Everyone seemed to be gaming this past Thanksgiving weekend


Everyone seemed to be gaming this past Thanksgiving weekend

This story about gaming on holidays, boiled down, in 1:10 minutes.


What's the fuss?

Thanksgiving is a time for eating, family, and apparently video games. A gaming platform has broken its record for concurrent players during the weekend, evidence that gaming isn't going anywhere despite decreasing social restrictions.

The situation

Autumn is a big time for Steam, the largest digital video game marketplace and platform in the world.

  • Steam's Autumn Sale, which coincidentally corresponds with Thanksgiving in the U.S., provides gamers with heavy discounts on recently released games.
  • Gamers can get up to 90% off, and combined with the free time the national holiday provides - it's the perfect gaming storm.

This Thanksgiving holiday, Steam broke its own record for the number of concurrent players using the service, reaching 27,384,959 gamers.

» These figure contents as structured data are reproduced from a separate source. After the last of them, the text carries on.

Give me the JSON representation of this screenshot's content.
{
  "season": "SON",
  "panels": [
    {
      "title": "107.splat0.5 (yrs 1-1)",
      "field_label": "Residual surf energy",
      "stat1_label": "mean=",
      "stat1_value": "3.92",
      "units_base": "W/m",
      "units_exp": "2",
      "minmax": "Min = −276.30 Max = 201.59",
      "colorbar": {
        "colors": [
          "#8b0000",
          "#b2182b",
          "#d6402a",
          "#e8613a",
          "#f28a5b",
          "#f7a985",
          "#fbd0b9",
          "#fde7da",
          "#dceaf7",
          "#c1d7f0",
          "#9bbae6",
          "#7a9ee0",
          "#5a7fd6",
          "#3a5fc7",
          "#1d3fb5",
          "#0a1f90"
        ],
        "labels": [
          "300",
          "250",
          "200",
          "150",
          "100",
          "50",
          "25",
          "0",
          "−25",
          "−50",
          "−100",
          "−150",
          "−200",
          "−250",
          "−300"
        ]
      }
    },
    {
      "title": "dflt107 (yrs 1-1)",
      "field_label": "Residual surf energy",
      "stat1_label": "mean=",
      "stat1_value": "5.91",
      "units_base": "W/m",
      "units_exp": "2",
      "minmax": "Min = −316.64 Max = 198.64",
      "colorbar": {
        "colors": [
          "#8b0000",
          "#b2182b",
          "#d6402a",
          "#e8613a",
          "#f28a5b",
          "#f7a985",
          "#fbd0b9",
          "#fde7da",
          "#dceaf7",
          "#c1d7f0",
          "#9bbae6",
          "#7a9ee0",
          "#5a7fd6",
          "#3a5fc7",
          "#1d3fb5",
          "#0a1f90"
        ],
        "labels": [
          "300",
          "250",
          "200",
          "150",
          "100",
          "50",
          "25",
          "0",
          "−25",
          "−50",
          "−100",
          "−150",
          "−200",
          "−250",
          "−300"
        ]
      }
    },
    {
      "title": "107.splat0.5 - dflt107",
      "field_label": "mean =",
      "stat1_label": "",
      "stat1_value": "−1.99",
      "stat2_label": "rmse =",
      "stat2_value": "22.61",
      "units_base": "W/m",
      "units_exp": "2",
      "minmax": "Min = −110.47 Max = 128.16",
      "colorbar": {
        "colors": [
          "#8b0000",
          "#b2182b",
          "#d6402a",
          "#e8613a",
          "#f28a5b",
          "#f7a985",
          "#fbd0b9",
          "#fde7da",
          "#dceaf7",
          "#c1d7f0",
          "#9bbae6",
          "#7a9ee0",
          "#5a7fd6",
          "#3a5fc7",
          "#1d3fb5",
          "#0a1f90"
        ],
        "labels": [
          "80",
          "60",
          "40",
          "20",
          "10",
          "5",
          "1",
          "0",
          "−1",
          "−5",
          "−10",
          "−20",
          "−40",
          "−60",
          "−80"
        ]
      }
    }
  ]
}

  • The record represents the highest number of players logged on to the platform.
  • Only 7,835,499 of these players were actually playing a game at the time of record.

Boiling it down

Social restrictions as a result of COVID-19 boosted player numbers on Steam (as well as on other platforms) by a lot.

Steam's record-breaking achievement isn't a testament to their service necessarily, but to the games that are hosted on it.